At any rate, not only did I spontaneously buy The Uncanny House for under 10 dollars, but I also spontaneously read it as soon as it arrived. It's a light-hearted ghost story with lots of meanderings about life in the country, housekeeping, and child-rearing. Peggy and Percy (Perks) Dacre, a young couple with four young children, have finally settled on a delightful (and delightfully affordable) house, which, as Peggy writes to her friend Joan in the opening chapter, has in recent years gained the unfortunate moniker Hell Cottage, though it was previously known as The Beeches. They move in, only to find that the house may still be occupied by its eccentric, anti-social former resident, an elderly man who kept neighbors away with vicious dogs and whose dedicated, long-suffering housekeeper has been left impoverished by his sudden death without, apparently, having left a will with her long-promised legacy.
Well, from there the story practically writes itself, doesn't it? Peggy and Perks find the neighborhood congenial and are soon in a social swirl. Peggy befriends the former housekeeper, who is utterly convinced that her employer did indeed make a will, and further that his ghost will remain in the house until it is found. Peggy begins hearing noises and seeing a figure, suspiciously similar to descriptions of theire predecessor. The children casually mention the old man who sometimes watches them playing. Furniture seems to be moved around. Peggy is terrified, but Perks, staunchly rationalist, refuses to allow for any possibility of a haunt, and swears her to secrecy about her beliefs for fear of scaring off the domestics.

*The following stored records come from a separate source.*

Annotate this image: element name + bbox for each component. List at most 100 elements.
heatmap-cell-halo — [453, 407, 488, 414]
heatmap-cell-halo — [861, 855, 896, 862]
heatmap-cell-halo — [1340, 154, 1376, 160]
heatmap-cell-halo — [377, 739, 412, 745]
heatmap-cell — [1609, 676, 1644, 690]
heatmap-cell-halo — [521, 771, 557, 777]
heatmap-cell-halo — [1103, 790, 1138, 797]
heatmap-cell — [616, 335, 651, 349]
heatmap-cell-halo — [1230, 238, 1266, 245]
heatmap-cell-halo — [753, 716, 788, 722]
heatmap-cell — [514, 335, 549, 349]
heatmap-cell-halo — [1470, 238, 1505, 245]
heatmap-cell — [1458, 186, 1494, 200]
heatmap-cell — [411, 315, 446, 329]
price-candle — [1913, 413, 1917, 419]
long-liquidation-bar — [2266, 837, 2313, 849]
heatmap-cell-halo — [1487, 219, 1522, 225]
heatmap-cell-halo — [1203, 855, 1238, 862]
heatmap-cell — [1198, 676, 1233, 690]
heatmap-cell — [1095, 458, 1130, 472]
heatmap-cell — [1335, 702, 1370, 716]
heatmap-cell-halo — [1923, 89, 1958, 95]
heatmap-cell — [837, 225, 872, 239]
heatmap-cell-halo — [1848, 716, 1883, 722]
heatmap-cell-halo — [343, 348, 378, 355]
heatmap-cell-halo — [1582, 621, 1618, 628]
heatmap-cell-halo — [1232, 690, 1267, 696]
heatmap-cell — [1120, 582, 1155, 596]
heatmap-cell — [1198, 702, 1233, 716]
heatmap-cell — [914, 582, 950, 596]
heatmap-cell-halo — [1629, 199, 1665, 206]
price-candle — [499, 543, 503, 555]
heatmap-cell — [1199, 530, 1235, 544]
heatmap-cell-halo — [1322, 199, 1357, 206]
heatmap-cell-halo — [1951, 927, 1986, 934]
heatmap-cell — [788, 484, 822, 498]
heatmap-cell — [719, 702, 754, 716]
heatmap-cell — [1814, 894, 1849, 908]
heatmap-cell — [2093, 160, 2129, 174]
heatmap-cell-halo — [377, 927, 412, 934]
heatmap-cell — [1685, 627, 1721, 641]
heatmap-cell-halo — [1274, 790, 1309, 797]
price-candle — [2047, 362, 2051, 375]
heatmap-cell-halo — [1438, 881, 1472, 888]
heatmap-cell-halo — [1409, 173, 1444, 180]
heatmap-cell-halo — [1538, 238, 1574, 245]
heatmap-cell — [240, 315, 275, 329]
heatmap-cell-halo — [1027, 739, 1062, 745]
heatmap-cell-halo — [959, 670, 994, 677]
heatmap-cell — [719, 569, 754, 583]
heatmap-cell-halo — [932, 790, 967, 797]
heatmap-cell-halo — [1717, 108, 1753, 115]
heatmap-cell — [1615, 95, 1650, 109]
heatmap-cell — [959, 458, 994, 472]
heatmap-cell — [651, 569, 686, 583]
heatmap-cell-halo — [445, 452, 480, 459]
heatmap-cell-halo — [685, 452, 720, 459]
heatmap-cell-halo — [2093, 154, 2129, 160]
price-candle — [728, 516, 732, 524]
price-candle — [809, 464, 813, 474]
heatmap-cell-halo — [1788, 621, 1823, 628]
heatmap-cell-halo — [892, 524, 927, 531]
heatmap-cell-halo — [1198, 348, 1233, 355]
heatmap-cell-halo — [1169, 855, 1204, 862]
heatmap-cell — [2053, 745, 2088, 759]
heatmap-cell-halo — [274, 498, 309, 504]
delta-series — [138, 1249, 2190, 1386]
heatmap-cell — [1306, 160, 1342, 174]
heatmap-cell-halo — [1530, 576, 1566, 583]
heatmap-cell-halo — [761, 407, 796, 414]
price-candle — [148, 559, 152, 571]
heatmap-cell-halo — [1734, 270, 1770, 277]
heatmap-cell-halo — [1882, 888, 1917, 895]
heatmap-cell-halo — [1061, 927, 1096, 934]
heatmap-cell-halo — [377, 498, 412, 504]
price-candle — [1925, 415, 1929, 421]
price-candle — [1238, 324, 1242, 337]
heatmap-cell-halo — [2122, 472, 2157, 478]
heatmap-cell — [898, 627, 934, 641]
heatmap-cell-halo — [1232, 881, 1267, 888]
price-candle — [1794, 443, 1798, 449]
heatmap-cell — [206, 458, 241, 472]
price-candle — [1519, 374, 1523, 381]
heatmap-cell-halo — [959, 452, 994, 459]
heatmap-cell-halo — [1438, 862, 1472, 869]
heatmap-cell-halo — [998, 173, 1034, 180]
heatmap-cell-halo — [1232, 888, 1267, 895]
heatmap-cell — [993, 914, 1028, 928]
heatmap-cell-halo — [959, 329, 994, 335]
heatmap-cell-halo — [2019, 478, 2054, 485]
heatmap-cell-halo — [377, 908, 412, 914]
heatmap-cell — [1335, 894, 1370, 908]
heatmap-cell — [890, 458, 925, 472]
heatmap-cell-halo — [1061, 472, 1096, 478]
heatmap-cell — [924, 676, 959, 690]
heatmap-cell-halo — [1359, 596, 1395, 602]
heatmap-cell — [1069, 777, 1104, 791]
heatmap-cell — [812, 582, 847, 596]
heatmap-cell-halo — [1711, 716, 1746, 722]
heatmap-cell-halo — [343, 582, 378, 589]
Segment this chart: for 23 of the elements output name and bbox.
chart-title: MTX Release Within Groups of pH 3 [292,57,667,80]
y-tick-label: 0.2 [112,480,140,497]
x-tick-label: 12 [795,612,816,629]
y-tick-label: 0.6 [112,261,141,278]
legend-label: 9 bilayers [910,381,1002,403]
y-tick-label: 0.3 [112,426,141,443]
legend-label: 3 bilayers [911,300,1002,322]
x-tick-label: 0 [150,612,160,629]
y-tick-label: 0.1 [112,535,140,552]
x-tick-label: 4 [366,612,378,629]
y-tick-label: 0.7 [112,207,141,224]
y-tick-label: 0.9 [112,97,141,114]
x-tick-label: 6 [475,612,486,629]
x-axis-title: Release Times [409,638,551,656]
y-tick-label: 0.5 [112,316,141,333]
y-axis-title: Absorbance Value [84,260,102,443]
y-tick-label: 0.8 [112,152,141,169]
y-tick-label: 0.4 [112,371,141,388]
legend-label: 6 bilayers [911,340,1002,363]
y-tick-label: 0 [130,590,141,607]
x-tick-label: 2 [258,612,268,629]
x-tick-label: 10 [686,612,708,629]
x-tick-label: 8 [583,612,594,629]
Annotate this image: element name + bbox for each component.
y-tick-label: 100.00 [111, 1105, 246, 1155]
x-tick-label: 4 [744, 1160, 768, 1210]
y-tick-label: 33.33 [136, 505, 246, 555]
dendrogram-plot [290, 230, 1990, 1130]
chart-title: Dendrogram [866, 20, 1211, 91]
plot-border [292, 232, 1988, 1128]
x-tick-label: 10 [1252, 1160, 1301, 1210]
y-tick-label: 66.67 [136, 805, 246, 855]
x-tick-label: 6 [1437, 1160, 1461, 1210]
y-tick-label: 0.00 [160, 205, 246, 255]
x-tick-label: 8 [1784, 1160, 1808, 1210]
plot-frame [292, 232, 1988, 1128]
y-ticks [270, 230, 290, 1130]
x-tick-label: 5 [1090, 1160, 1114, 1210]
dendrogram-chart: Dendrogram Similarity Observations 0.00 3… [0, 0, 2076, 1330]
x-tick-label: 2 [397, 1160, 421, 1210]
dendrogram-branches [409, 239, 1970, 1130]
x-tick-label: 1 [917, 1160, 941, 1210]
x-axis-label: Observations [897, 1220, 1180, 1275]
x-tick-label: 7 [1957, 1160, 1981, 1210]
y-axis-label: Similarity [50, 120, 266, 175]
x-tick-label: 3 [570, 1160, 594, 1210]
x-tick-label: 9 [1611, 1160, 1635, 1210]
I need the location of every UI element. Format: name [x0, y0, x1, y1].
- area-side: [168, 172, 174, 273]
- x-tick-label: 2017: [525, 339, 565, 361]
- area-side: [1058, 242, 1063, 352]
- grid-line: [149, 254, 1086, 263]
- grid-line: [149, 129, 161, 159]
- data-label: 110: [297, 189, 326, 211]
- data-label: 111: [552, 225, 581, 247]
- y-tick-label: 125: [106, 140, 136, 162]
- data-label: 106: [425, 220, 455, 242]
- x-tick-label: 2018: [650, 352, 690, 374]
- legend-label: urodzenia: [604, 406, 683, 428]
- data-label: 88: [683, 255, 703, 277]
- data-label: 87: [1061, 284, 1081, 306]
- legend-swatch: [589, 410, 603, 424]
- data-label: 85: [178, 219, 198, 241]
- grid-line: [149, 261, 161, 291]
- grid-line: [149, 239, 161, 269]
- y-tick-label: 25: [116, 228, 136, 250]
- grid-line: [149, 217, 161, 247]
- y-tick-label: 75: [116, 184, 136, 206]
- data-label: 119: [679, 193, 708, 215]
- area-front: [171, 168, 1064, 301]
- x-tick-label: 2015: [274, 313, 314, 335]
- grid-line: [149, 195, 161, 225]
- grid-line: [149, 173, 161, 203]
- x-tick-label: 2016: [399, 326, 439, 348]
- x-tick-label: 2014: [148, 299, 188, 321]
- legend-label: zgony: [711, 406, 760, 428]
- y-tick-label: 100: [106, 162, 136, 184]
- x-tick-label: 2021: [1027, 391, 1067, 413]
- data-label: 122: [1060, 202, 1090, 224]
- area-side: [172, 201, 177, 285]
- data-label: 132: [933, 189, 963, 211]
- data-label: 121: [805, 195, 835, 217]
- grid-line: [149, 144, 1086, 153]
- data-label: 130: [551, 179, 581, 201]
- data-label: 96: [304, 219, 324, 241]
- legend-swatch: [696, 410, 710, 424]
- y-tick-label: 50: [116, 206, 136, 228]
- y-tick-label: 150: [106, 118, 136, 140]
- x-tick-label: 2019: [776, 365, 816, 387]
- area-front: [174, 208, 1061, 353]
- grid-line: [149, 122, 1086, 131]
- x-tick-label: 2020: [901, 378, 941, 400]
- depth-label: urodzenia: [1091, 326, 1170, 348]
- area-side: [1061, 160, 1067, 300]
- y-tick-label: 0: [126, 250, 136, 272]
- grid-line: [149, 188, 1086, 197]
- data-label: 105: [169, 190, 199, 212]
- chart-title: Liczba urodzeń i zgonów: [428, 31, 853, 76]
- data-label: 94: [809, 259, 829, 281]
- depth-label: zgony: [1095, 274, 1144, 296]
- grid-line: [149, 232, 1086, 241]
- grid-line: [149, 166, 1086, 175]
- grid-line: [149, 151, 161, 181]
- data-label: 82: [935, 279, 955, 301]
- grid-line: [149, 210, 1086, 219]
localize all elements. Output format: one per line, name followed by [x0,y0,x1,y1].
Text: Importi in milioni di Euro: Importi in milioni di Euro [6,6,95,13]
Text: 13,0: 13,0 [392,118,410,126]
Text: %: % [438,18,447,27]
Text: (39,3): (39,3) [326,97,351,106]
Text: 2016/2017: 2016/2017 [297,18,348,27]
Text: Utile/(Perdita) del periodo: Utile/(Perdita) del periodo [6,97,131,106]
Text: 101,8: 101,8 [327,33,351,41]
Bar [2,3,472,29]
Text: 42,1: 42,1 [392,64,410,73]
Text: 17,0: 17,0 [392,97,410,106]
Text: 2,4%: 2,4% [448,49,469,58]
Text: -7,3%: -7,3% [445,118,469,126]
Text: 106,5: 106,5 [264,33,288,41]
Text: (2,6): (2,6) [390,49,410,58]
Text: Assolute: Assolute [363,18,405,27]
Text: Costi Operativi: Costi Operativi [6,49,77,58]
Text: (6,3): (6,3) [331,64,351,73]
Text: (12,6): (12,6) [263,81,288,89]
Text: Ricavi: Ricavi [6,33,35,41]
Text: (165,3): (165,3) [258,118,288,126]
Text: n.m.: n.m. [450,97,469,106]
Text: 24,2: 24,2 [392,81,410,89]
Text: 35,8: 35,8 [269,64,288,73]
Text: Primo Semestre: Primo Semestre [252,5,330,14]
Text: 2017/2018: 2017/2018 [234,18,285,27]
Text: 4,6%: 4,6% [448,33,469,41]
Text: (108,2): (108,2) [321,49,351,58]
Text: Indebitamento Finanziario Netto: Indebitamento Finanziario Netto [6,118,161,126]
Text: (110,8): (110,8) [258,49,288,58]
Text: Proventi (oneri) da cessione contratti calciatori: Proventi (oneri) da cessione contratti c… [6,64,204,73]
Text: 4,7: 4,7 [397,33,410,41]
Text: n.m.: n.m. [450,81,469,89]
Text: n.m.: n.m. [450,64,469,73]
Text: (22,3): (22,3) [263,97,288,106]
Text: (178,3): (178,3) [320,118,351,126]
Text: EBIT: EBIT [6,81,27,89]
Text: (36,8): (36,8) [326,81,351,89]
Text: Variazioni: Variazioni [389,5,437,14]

Naturally, everything works out for the best. There's a bit too much argument about the possible science behind hauntings, which causes the novel to drag a bit in the middle, and all told it seems a bit like a clever short story stretched to novel length, but it's fun nevertheless, with charming enough characters and situations. Despite Peggy's terror, the story remains light-hearted, so that none but the most easily alarmed readers are likely to experience any real suspense. On the contrary, many readers are likely to think Peggy a bit hysterical in light of the fact that the ghost turns out to be perfectly benevolent and rather like a pleasant apparition to have around—and is obviously only trying to help them locate his will. We don't get his perspective, but he must have occasionally felt exasperated that they wouldn't stop being so irrationally nervous and just pay attention to what he's trying to say.